GROMACS Tutorial 1 - Water

In this introductory tutorial, I’ll show you how to create a box of water and run a simple simulation on it with constant temperature and pressure. At the end we’ll find out the density of water.

Setup

Every GROMACS simulations needs three essential files: structure (.gro/.pdb), topology (.top), and parameters (.mdp). The structure file contains the Cartesian coordinates of every atomic site in the system. The topology file contains information on how each atomic site interacts with other atomic sites, whether that is in non-bonded interactions or bonded interactions. This information is provided by the force field. Non-bonded interactions included van der Waals interactions and Coulomb interactions. Bonded interactions include bonds, angles, and dihedrals. The parameters file includes information on how long to run the simulation, the timestep, temperature and pressure coupling, etc. Below we’ll obtain / create these files.

At this point I would suggest creating a directory to store files for this tutorial.

Topology file

We’ll start with the topology file. Typically a topology file uses an #include statement to include the force field to be used. This force field includes [ atomtypes ], [ bondtypes ], [ angletypes ], and [ dihedraltypes ] directives. Then in the topology file usually we specify different [ moleculetype ] directives which contain [ atoms ], [ bonds ], and [ dihedrals ] which refer back to the force field. Don’t worry about this too much right now. Water models include all of these for us. See Chapter 5 of the reference manual for more information.

Create a file named topol.top with the following text:

#include "oplsaa.ff/forcefield.itp"
#include "oplsaa.ff/tip4pew.itp"

[ System ]
TIP4PEW

[ Molecules ] 

As you can see we’ve included the force field for OPLS-AA. Additionally we’ve included the TIP4PEW water model. After this you’ll see a [ System ] directive, which includes just the name of the system, which can be anything you want. Lastly, we list out each moleculetype and how many there are under [ Molecules ]. Right now we don’t have any (we’ll get those in a minute).

Structure file

The structure of TIP4PEW is already provided by GROMACS in the topology directory. This standard location is typically /usr/share/gromacs/top, but you my have it installed in a different directory. If you are properly sourcing GMXRC then it will be located at $GMXDATA/top. In that directory you’ll see several .gro files, one of which is tip4p.gro. You’ll also see the folder oplsaa.ff which we’ve included in our topology file above. There isn’t a structure file specific to TIP4PEW. Four-point water structure is essentially the same for TIP4P and TIP4PEW. What makes them different is the force field parameters.

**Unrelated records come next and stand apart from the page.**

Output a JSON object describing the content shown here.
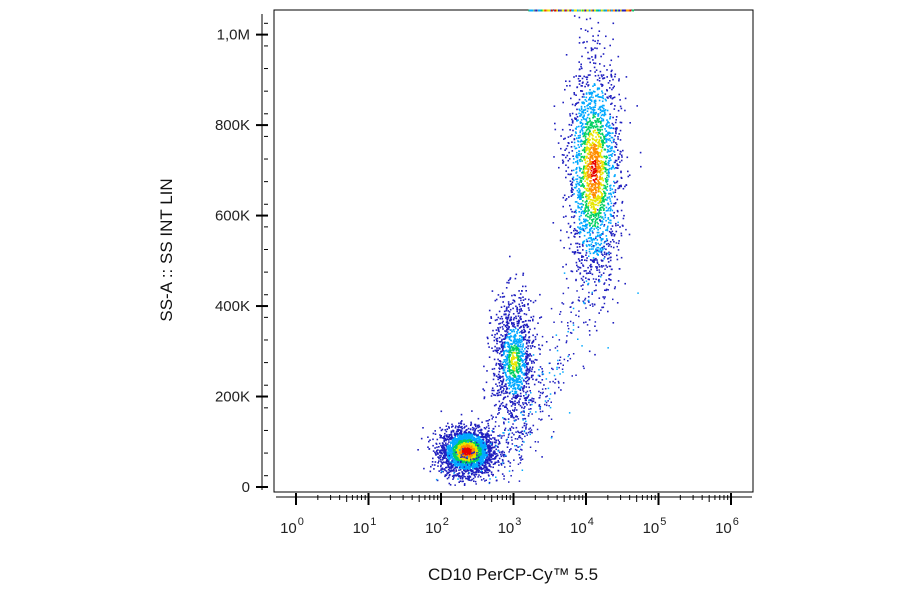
{
  "chart_data": {
    "type": "scatter",
    "title": "",
    "xlabel": "CD10 PerCP-Cy™ 5.5",
    "ylabel": "SS-A :: SS INT LIN",
    "x_scale": "log",
    "x_range": [
      1,
      1000000
    ],
    "x_ticks": [
      {
        "base": "10",
        "exp": "0"
      },
      {
        "base": "10",
        "exp": "1"
      },
      {
        "base": "10",
        "exp": "2"
      },
      {
        "base": "10",
        "exp": "3"
      },
      {
        "base": "10",
        "exp": "4"
      },
      {
        "base": "10",
        "exp": "5"
      },
      {
        "base": "10",
        "exp": "6"
      }
    ],
    "y_scale": "linear",
    "y_range": [
      0,
      1050000
    ],
    "y_ticks": [
      {
        "value": 0,
        "label": "0"
      },
      {
        "value": 200000,
        "label": "200K"
      },
      {
        "value": 400000,
        "label": "400K"
      },
      {
        "value": 600000,
        "label": "600K"
      },
      {
        "value": 800000,
        "label": "800K"
      },
      {
        "value": 1000000,
        "label": "1,0M"
      }
    ],
    "grid": false,
    "color_scale": [
      "#1f1fbf",
      "#00a8ff",
      "#00d060",
      "#e6e600",
      "#ff8c00",
      "#e60000"
    ],
    "populations": [
      {
        "center_log10_x": 2.35,
        "center_y": 80000,
        "spread_log10_x": 0.18,
        "spread_y": 25000,
        "relative_density": 1.0
      },
      {
        "center_log10_x": 3.0,
        "center_y": 280000,
        "spread_log10_x": 0.15,
        "spread_y": 70000,
        "relative_density": 0.45
      },
      {
        "center_log10_x": 4.1,
        "center_y": 700000,
        "spread_log10_x": 0.18,
        "spread_y": 120000,
        "relative_density": 0.8
      }
    ]
  }
}
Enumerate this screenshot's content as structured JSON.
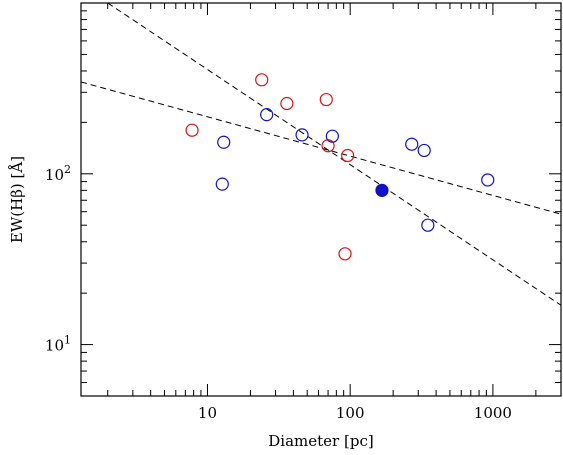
{
  "chart_data": {
    "type": "scatter",
    "xlabel": "Diameter [pc]",
    "ylabel": "EW(Hβ) [Å]",
    "x_scale": "log",
    "y_scale": "log",
    "xlim": [
      1.3,
      3000
    ],
    "ylim": [
      5,
      1000
    ],
    "x_ticks": [
      {
        "value": 10,
        "label": "10"
      },
      {
        "value": 100,
        "label": "100"
      },
      {
        "value": 1000,
        "label": "1000"
      }
    ],
    "y_ticks": [
      {
        "value": 10,
        "base": "10",
        "exp": "1"
      },
      {
        "value": 100,
        "base": "10",
        "exp": "2"
      }
    ],
    "series": [
      {
        "color": "#dd1111",
        "marker": "open-circle",
        "points": [
          {
            "x": 7.8,
            "y": 180
          },
          {
            "x": 24,
            "y": 355
          },
          {
            "x": 36,
            "y": 258
          },
          {
            "x": 68,
            "y": 272
          },
          {
            "x": 70,
            "y": 146
          },
          {
            "x": 96,
            "y": 128
          },
          {
            "x": 92,
            "y": 34
          }
        ]
      },
      {
        "color": "#1111cc",
        "marker": "open-circle",
        "points": [
          {
            "x": 13,
            "y": 153
          },
          {
            "x": 12.7,
            "y": 87
          },
          {
            "x": 26,
            "y": 222
          },
          {
            "x": 46,
            "y": 169
          },
          {
            "x": 75,
            "y": 166
          },
          {
            "x": 270,
            "y": 149
          },
          {
            "x": 330,
            "y": 137
          },
          {
            "x": 350,
            "y": 50
          },
          {
            "x": 920,
            "y": 92
          }
        ]
      },
      {
        "color": "#1111cc",
        "marker": "filled-circle",
        "points": [
          {
            "x": 167,
            "y": 80
          }
        ]
      }
    ],
    "fit_lines": [
      {
        "style": "dashed",
        "from": {
          "x": 1.3,
          "y": 345
        },
        "to": {
          "x": 3000,
          "y": 58
        }
      },
      {
        "style": "dashed",
        "from": {
          "x": 2.0,
          "y": 1000
        },
        "to": {
          "x": 3000,
          "y": 17
        }
      }
    ]
  }
}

To create a box of water using that structure file do:

$ gmx solvate -cs tip4p -o conf.gro -box 2.3 2.3 2.3 -p topol.top

If you open back up topol.top you’ll see that a line has been added at the end with the word SOL and number. SOL is the name of the moleculetype that is defined in oplsaa.ff/tip4pew.itp. When we ran gmx solvate, GROMACS added enough water molecules to fill a box 2.3 nm in each direction.

Parameter files

Now we need a set of parameter files so that GROMACS knows what to do with our starting structure. Simulations almost always have three main parts: minimization, equilibration, and production. Minimization and equilibration can be broken down into multiple steps. Each of these needs it’s own parameters file. In this case we’ll be doing two minimizations, two equilibrations, and one production run.

The files we’ll be using should be downloaded from here.

There will be a few things common to all five of our files. In each description, I only give a very small comment. See the GROMACS page on this for more information on each option.

parameter value explanation
cutoff-scheme Verlet Use in creating neighbor lists. This is now the default, but we provide it here in order to avoid any notes.
coulombtype PME Use Particle-Mesh Ewald for long-range (k-space) electrostatics.
rcoulomb 1.0 Cut-off for real/k-space for PME (nm).
vdwtype Cut-off van der Walls forces cut-off at rvdw.
rvdw 1.0 Cut-off for VDW (nm).
DispCorr EnerPress Long-range correction for VDW for both energy and pressure.

Cut-off distances should be set keeping in mind how the force field was parameterized. In other words, its a good idea to look at the journal article that describes how the force field was created. We’ve chosen 1.0 nm for our cut-offs here, which is common enough for OPLS, but you may determine for your system to choose something else.

Additionally in each part we’ll also be outputting an energy file, a log file, and a compressed trajectory file. The rate of output (in simulation steps) for these is set using nstenergy, nstlog, and nstxout-compressed, respectively. We’ll output more information in the production run.

For each part, except for the second minimization, we’ll also be constraining all bonds involving a hydrogen using the LINCS algorithm by setting constraint-algorithm = lincs and constraints = h-bonds. This allows us to use a larger time step than otherwise.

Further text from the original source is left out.